Toyota USA Considers Offshoring to Japan

June 23, 2007
It sounds like one of those "everything you thought you knew is wrong" scenarios, but apparently Toyota has come to the conclusion that it's got enough factories in the United States and doesn't plan to build any more any time soon (read the Wall Street ...

It sounds like one of those "everything you thought you knew is wrong" scenarios, but apparently Toyota has come to the conclusion that it's got enough factories in the United States and doesn't plan to build any more any time soon (read the Wall Street Journal article here, if you're a WSJ.com subscriber).

The irony is almost too delicious: Toyota has discovered, just as Detroit's Big Three long ago knew, that rising materials and labor costs in the United States are cutting into profitability.

The WSJ quotes an unnamed Toyota senior executive and management board member who says, "It's much, much more profitable to produce cars in Japan and ship them all to the U.S. right now, if it wasn't for the political problems that might cause." The article notes that Toyota estimates its manufacturing labor costs will jump by $900 million by 2011.

Toyota being Toyota, though, the company already has a manufacturing strategy that it hopes will help curb some of those costs. For instance, according to the article, "Toyota has developed a shorter assembly line that can churn out a dozen different cars nearly simultaneously, on the same line -- one every 50 seconds, one of the fastest production speeds in the world."

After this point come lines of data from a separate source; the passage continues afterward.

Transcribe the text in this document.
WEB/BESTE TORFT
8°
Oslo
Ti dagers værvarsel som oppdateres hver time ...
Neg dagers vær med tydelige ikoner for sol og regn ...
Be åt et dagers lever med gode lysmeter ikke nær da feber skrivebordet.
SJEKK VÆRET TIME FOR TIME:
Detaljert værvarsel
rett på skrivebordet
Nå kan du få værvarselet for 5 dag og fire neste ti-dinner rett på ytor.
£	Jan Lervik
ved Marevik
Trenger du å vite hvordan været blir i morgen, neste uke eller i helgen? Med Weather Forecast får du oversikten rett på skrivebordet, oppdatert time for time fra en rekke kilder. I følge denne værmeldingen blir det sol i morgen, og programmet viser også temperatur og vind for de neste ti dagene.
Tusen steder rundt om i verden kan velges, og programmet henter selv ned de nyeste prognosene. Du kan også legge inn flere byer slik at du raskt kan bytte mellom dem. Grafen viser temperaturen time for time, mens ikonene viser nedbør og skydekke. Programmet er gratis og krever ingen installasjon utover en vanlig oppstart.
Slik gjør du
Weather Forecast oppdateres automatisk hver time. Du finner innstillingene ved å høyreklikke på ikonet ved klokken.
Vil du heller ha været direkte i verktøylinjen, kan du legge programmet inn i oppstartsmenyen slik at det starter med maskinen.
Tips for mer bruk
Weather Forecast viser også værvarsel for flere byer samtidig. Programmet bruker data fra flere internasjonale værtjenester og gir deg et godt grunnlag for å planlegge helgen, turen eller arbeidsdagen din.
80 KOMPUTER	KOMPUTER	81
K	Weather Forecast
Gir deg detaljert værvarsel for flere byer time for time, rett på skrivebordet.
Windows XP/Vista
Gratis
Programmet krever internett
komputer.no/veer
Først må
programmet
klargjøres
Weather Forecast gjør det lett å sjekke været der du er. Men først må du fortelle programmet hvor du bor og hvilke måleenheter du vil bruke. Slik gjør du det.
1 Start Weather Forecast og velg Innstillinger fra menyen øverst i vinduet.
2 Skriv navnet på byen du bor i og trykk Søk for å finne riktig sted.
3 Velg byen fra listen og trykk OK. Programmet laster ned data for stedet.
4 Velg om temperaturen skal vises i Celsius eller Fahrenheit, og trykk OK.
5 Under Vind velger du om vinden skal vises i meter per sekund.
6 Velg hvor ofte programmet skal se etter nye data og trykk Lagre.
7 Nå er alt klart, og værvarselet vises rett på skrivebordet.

The automaker also plans to alter its wage structure to be more in line with what comparable workers in a given region might make. Which could be bad news for workers in the company's yet-to-open Tupelo, Mississippi, plant, which not only will probably pay those employees less than they might have expected, but they'll have to wait an additional year for the factory to even launch; Toyota now plans to bring Tupelo online in 2010 instead of 2009.